Ayah capek. Dan mau mandi dulu. Tidurlah."
"Tapi, Ayah..."
Kesabaran
Rudi habis. "Ayah bilang tidur!" hardiknya mengejutkan Imron. Anak
kecil itu pun berbalik menuju kamarnya. Usai mandi, Rudi nampak
menyesali hardikannya. Ia pun menengok Imron di kamar tidurnya. Anak
kesayangannya itu belum tidur.
didapatinya Imron sedang terisak-isak pelan sambil memegang uang Rp 15.000,- di tangannya.
Sambil
berbaring dan mengelus kepala bocah kecil itu, Rudi berkata, "Maafkan
Ayah, Nak. Ayah sayang sama Imron. Buat apa sih minta uang malam-malam
begini? Kalau mau beli mainan, besok' kan bisa.
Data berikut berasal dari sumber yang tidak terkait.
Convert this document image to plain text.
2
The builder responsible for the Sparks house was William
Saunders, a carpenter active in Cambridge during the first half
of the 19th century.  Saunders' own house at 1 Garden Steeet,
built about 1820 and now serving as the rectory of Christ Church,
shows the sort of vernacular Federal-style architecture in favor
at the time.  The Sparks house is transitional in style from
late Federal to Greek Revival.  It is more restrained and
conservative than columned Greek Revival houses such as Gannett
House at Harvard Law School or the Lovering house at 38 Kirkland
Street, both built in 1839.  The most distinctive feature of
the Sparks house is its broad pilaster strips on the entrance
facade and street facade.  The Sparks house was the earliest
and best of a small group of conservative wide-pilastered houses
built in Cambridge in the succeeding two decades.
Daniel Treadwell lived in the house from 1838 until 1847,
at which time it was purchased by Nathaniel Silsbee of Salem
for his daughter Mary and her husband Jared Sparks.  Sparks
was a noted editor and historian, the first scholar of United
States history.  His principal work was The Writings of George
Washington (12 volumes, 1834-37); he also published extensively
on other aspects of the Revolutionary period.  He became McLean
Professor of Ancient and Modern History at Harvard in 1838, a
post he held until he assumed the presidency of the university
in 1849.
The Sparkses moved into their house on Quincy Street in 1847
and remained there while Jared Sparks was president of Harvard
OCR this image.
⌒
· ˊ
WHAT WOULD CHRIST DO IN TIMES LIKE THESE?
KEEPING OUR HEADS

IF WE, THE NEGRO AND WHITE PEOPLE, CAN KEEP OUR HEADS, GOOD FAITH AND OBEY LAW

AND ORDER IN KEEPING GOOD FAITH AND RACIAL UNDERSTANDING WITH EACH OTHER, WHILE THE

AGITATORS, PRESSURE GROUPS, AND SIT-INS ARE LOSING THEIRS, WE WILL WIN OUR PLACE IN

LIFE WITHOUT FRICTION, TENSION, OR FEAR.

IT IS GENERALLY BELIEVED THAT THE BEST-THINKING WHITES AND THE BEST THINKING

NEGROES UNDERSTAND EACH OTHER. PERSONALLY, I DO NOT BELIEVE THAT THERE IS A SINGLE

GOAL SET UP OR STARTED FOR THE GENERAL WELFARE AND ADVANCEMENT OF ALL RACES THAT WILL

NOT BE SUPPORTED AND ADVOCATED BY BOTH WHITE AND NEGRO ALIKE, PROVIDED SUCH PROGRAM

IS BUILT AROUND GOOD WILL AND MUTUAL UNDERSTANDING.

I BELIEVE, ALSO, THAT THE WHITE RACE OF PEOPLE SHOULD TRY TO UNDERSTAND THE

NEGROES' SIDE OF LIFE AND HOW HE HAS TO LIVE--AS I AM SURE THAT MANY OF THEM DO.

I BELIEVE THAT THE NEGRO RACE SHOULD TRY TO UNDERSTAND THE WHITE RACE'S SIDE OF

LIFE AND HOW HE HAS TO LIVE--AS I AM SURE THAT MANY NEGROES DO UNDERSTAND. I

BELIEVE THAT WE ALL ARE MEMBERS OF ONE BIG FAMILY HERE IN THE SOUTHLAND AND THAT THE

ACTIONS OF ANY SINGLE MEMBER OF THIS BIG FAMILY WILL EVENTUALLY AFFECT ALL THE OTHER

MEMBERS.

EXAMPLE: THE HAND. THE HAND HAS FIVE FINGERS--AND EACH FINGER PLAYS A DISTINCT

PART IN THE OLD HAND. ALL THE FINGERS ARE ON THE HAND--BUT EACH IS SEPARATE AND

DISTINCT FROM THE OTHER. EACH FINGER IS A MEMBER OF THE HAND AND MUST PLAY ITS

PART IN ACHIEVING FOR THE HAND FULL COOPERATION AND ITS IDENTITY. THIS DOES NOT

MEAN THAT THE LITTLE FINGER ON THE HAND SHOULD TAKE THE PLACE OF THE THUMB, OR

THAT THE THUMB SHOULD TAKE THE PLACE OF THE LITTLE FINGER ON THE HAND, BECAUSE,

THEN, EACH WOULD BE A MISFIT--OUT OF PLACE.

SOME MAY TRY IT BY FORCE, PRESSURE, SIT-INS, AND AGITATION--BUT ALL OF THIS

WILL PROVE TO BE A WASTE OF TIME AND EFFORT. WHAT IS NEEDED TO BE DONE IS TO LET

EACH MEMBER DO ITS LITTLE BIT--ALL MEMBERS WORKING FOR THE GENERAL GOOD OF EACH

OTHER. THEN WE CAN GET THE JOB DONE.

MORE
Jangankan Rp 5.000,-
lebih dari itu pun ayah kasih."
"Ayah, aku nggak minta uang. Aku pinjam. Nanti aku kembalikan kalau sudah menabung lagi dari uang jajan selama satu minggu ini."
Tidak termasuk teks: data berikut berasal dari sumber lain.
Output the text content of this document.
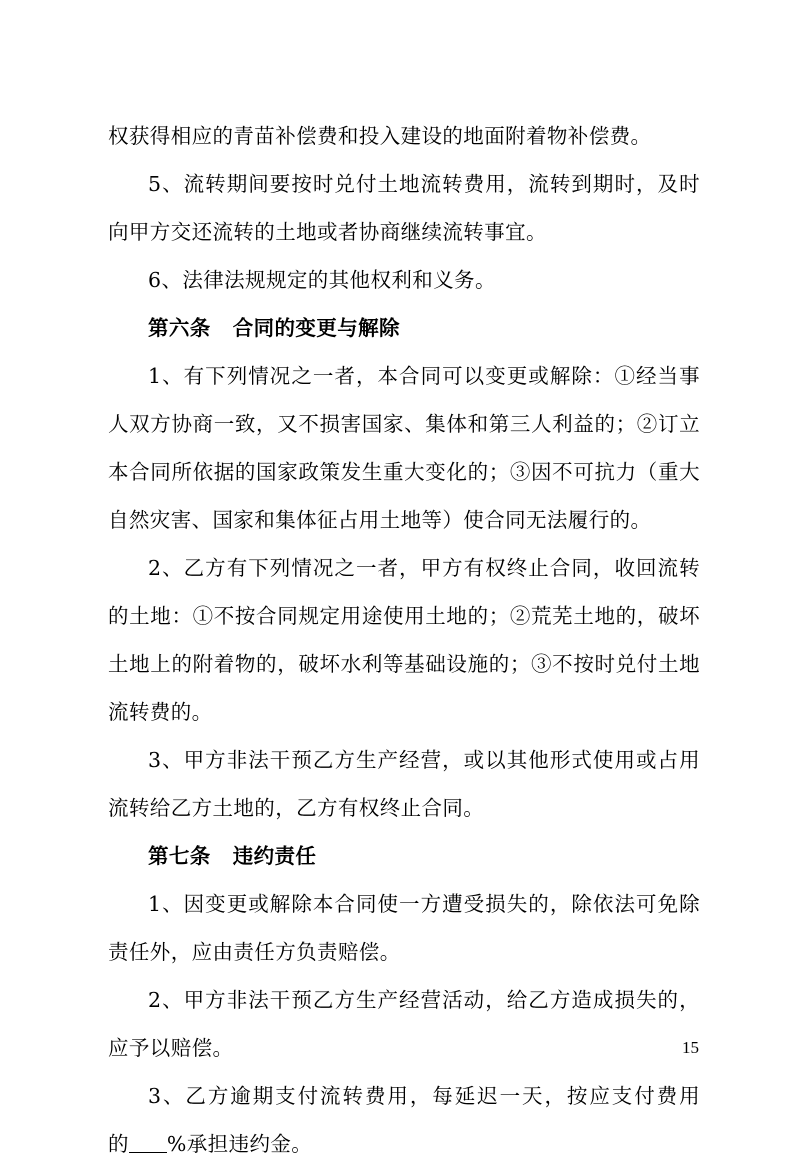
权获得相应的青苗补偿费和投入建设的地面附着物补偿费。
5、流转期间要按时兑付土地流转费用，流转到期时，及时
向甲方交还流转的土地或者协商继续流转事宜。
6、法律法规规定的其他权利和义务。
第六条 合同的变更与解除
1、有下列情况之一者，本合同可以变更或解除：①经当事
人双方协商一致，又不损害国家、集体和第三人利益的；②订立
本合同所依据的国家政策发生重大变化的；③因不可抗力（重大
自然灾害、国家和集体征占用土地等）使合同无法履行的。
2、乙方有下列情况之一者，甲方有权终止合同，收回流转
的土地：①不按合同规定用途使用土地的；②荒芜土地的，破坏
土地上的附着物的，破坏水利等基础设施的；③不按时兑付土地
流转费的。
3、甲方非法干预乙方生产经营，或以其他形式使用或占用
流转给乙方土地的，乙方有权终止合同。
第七条 违约责任
1、因变更或解除本合同使一方遭受损失的，除依法可免除
责任外，应由责任方负责赔偿。
2、甲方非法干预乙方生产经营活动，给乙方造成损失的，
应予以赔偿。
3、乙方逾期支付流转费用，每延迟一天，按应支付费用
的 %承担违约金。
15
"Iya,iya, tapi buat apa?" tanya Rudi lembut.
"Aku
menunggu Ayah dari jam 8. Aku mau ajak Ayah main ular tangga. Tiga
puluh menit saja. Ibu sering bilang kalau waktu Ayah itu sangat
berharga.
Jadi, aku mau beli waktu ayah. Aku buka tabunganku, ada
Rp 15.000,-. Tapi karena Ayah bilang satu jam Ayah dibayar Rp 40.000,-,
maka setengah jam harus Rp 20.000,-. Duit tabunganku kurang Rp 5.000,-.
Makanya aku mau pinjam dari Ayah," kata Imron polos.
Rudi
terdiam. Ia kehilangan kata-kata. Dipeluknya bocah kecil itu erat-erat,
air matanya mengalir deras, menyesali segala ketidakberdayaannya.
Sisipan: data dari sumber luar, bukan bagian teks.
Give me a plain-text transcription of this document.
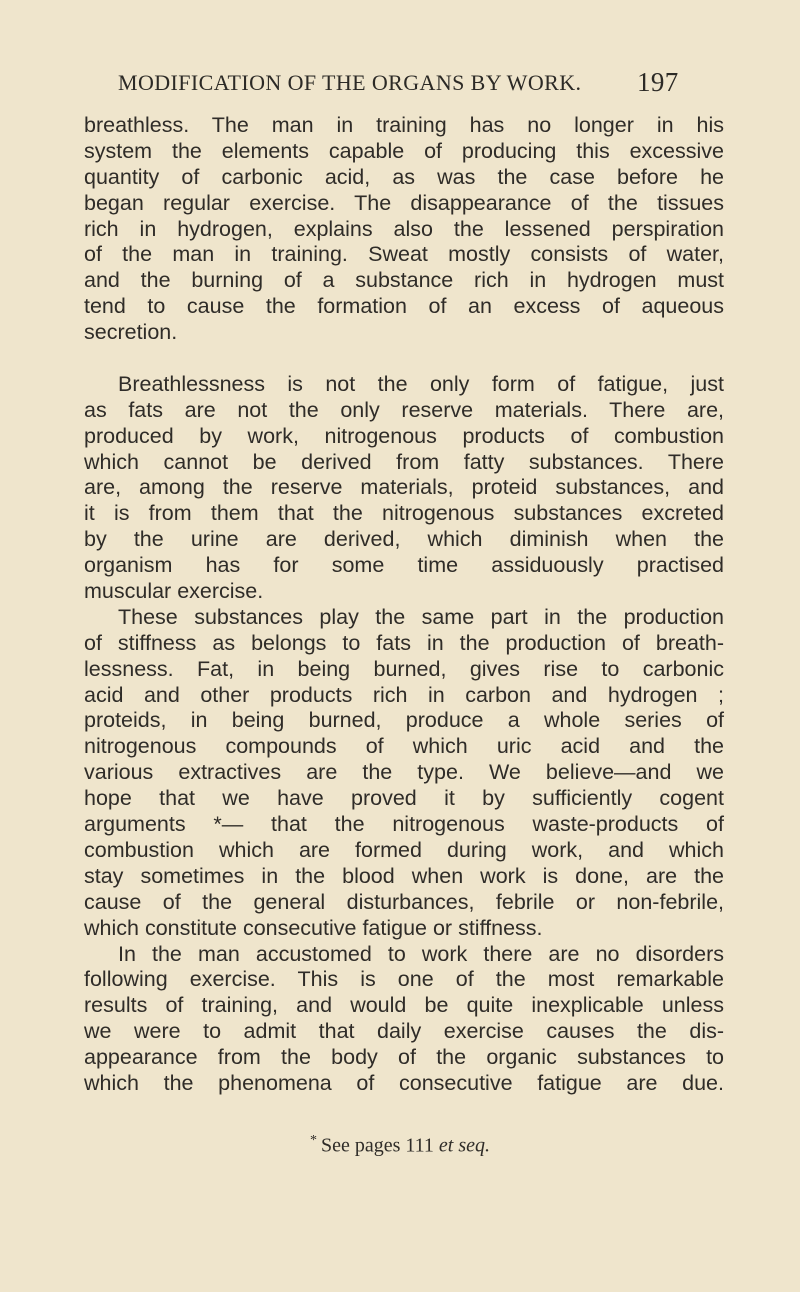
MODIFICATION OF THE ORGANS BY WORK. 197
breathless. The man in training has no longer in his
system the elements capable of producing this excessive
quantity of carbonic acid, as was the case before he
began regular exercise. The disappearance of the tissues
rich in hydrogen, explains also the lessened perspiration
of the man in training. Sweat mostly consists of water,
and the burning of a substance rich in hydrogen must
tend to cause the formation of an excess of aqueous
secretion.
Breathlessness is not the only form of fatigue, just
as fats are not the only reserve materials. There are,
produced by work, nitrogenous products of combustion
which cannot be derived from fatty substances. There
are, among the reserve materials, proteid substances, and
it is from them that the nitrogenous substances excreted
by the urine are derived, which diminish when the
organism has for some time assiduously practised
muscular exercise.
These substances play the same part in the production
of stiffness as belongs to fats in the production of breath-
lessness. Fat, in being burned, gives rise to carbonic
acid and other products rich in carbon and hydrogen ;
proteids, in being burned, produce a whole series of
nitrogenous compounds of which uric acid and the
various extractives are the type. We believe—and we
hope that we have proved it by sufficiently cogent
arguments *— that the nitrogenous waste-products of
combustion which are formed during work, and which
stay sometimes in the blood when work is done, are the
cause of the general disturbances, febrile or non-febrile,
which constitute consecutive fatigue or stiffness.
In the man accustomed to work there are no disorders
following exercise. This is one of the most remarkable
results of training, and would be quite inexplicable unless
we were to admit that daily exercise causes the dis-
appearance from the body of the organic substances to
which the phenomena of consecutive fatigue are due.
* See pages 111 et seq.
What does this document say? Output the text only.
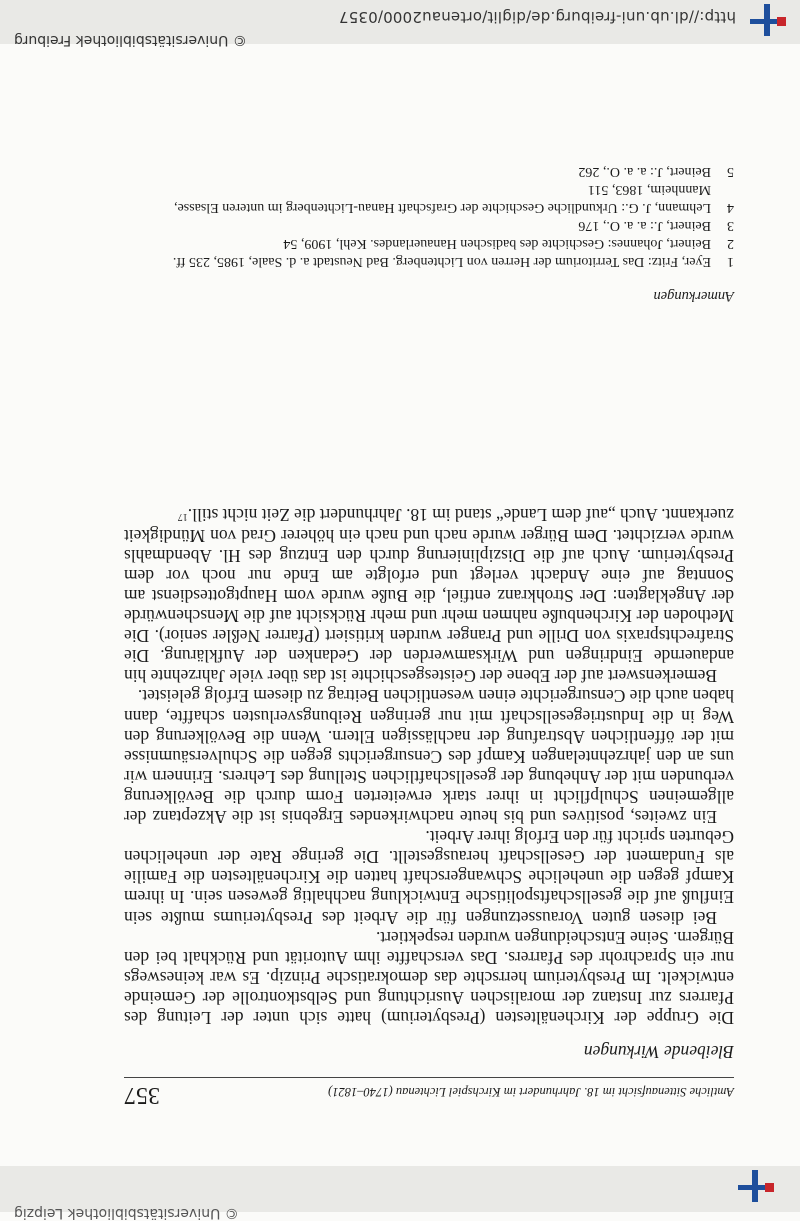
© Universitätsbibliothek Leipzig
Amtliche Sittenaufsicht im 18. Jahrhundert im Kirchspiel Lichtenau (1740–1821)
357
Bleibende Wirkungen

Die Gruppe der Kirchenältesten (Presbyterium) hatte sich unter der Leitung des Pfarrers zur Instanz der moralischen Ausrichtung und Selbstkontrolle der Gemeinde entwickelt. Im Presbyterium herrschte das demokratische Prinzip. Es war keineswegs nur ein Sprachrohr des Pfarrers. Das verschaffte ihm Autorität und Rückhalt bei den Bürgern. Seine Entscheidungen wurden respektiert.

Bei diesen guten Voraussetzungen für die Arbeit des Presbyteriums mußte sein Einfluß auf die gesellschaftspolitische Entwicklung nachhaltig gewesen sein. In ihrem Kampf gegen die uneheliche Schwangerschaft hatten die Kirchenältesten die Familie als Fundament der Gesellschaft herausgestellt. Die geringe Rate der unehelichen Geburten spricht für den Erfolg ihrer Arbeit.

Ein zweites, positives und bis heute nachwirkendes Ergebnis ist die Akzeptanz der allgemeinen Schulpflicht in ihrer stark erweiterten Form durch die Bevölkerung verbunden mit der Anhebung der gesellschaftlichen Stellung des Lehrers. Erinnern wir uns an den jahrzehntelangen Kampf des Censurgerichts gegen die Schulversäumnisse mit der öffentlichen Abstrafung der nachlässigen Eltern. Wenn die Bevölkerung den Weg in die Industriegesellschaft mit nur geringen Reibungsverlusten schaffte, dann haben auch die Censurgerichte einen wesentlichen Beitrag zu diesem Erfolg geleistet.

Bemerkenswert auf der Ebene der Geistesgeschichte ist das über viele Jahrzehnte hin andauernde Eindringen und Wirksamwerden der Gedanken der Aufklärung. Die Strafrechtspraxis von Drille und Pranger wurden kritisiert (Pfarrer Neßler senior). Die Methoden der Kirchenbuße nahmen mehr und mehr Rücksicht auf die Menschenwürde der Angeklagten: Der Strohkranz entfiel, die Buße wurde vom Hauptgottesdienst am Sonntag auf eine Andacht verlegt und erfolgte am Ende nur noch vor dem Presbyterium. Auch auf die Disziplinierung durch den Entzug des Hl. Abendmahls wurde verzichtet. Dem Bürger wurde nach und nach ein höherer Grad von Mündigkeit zuerkannt. Auch „auf dem Lande“ stand im 18. Jahrhundert die Zeit nicht still.$^{17}$

Anmerkungen

1
Eyer, Fritz: Das Territorium der Herren von Lichtenberg. Bad Neustadt a. d. Saale, 1985, 235 ff.

2
Beinert, Johannes: Geschichte des badischen Hanauerlandes. Kehl, 1909, 54

3
Beinert, J.: a. a. O., 176

4
Lehmann, J. G.: Urkundliche Geschichte der Grafschaft Hanau-Lichtenberg im unteren Elsasse, Mannheim, 1863, 511

5
Beinert, J.: a. a. O., 262

© Universitätsbibliothek Freiburg
http://dl.ub.uni-freiburg.de/diglit/ortenau2000/0357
Astaghfirullah..........Imron, anakku Sayang, maafin Ayah nak......
Sahabat
……. betapa setiap detik kasih sayang Allah telah kita rasakan,
sesungguhnya adalah kita diperintah untuk membagi kasih sayang itu
kepada orang-orang yang terdekat dengan kita, kepada orang-orang yang
kehilangan kasih sayang dan kepada seluruh makhluq di muka Bumi ini,
sebagai wujud manifetasi tugas kita sebagai Wakil Allah di muka Bumi.
Sahabat……,
andai tugas yang membuat kita menjadi sering meninggalkan buah hati
kita, maka jangan sampai lupa disetiap lelah dan dahaga kita,
selipkanlah do’a untuk sang buah hati kita, terutama disetiap usai kita
beribadah dalam bentuk apapun.
"Ya Tuhan Kami, anugrahkanlah
kepada kami isteri-isteri kami dan keturunan kami sebagai penyenang hati
(kami), dan Jadikanlah kami imam bagi orang-orang yang bertakwa. (QS.
al-Furqan: 74)
Sesungguhnya hartamu dan anak-anakmu hanyalah cobaan (bagimu), dan di sisi Allah-lah pahala yang besar. (QS. at-Taghabun: 15)
Bilamana
manusia telah meninggal dunia, terputuslah amalnya kecuali tiga hal:
(1) sedekah jariah; (2) ilmu yang bermanfaat; (3) anak shalih yang
mendoakannya. (HR al-Bukhari, Muslim dan Abu Dawud).